The security underwriter is normally incorporated in Puerto Rico. Investors need to compare not only the risks of competing tax-free funds, but also the sales charges attached to each fund. It is not unusual to have sales charges of five percent or greater. One must carefully consider whether the quality of the investment warrants a stiff sales charge. Most investment notes are rated by agencies such as Fitch – the higher the rating, the less chance of default.
The yield on fixed-income securities issued in Puerto Rico can vary for a number of reasons that include:
- Market conditions for municipal bonds and fixed income securities
- The financial condition of the security issuer
- How large is the offering
- The maturity date
- Credit quality and rating
- Income tax rates, including any anticipated changes
Like most securities, ones from Puerto Rico exhibit greater volatility when they have a longer maturity. Volatility shows up as a change in the market value of fixed-income securities. As yields go up, values decline, and vice versa. However, if you hold a fixed-income security until maturity, you will receive the face value, independent of the then-current interest rate level.

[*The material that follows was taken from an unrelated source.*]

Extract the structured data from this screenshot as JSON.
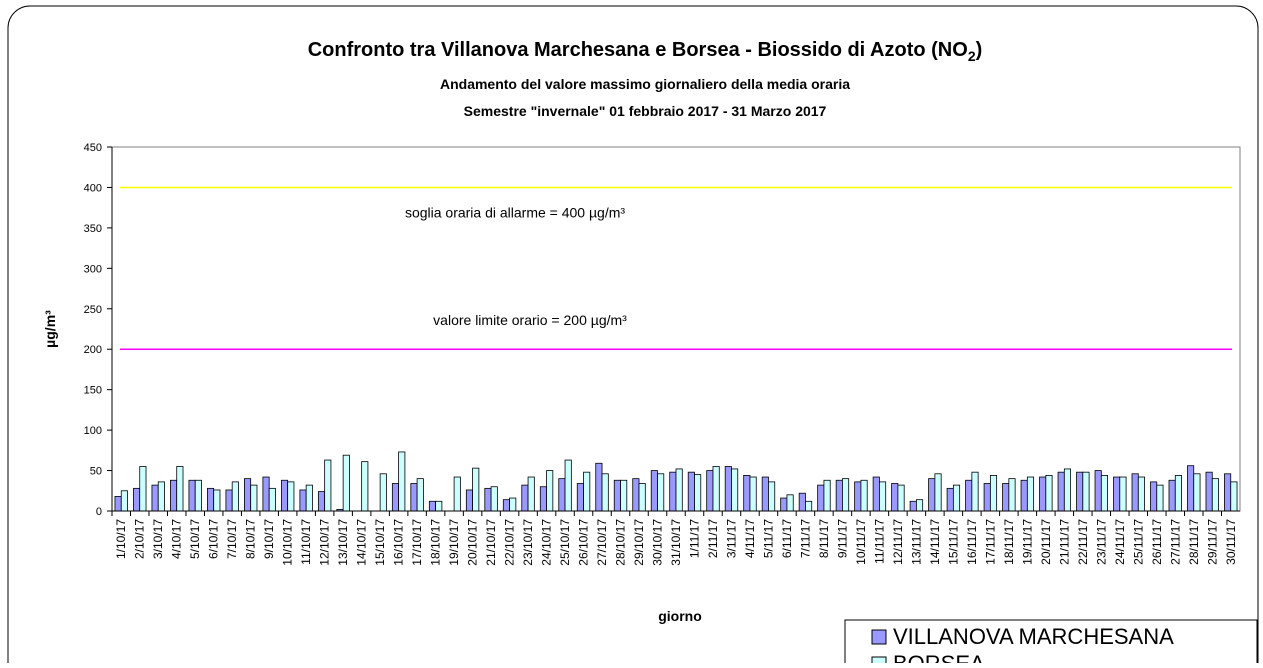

Some forms of Puerto Rican municipal obligations are riskier than others. Besides straight debt, you will find various derivative instruments such as zero-coupon bonds and inverse floating-rate obligations. These derivatives are subject to greater volatility, but also may provide a higher return. Another fixed-income investment available in Puerto Rico is mortgage-backed securities. These carry an additional risk that mortgages can be prepaid, which may lower the yield on the securities. Also, as in all parts of the U.S., there is risk of homeowner defaults on mortgage payments, which adversely affect the value of mortgage-backed securities.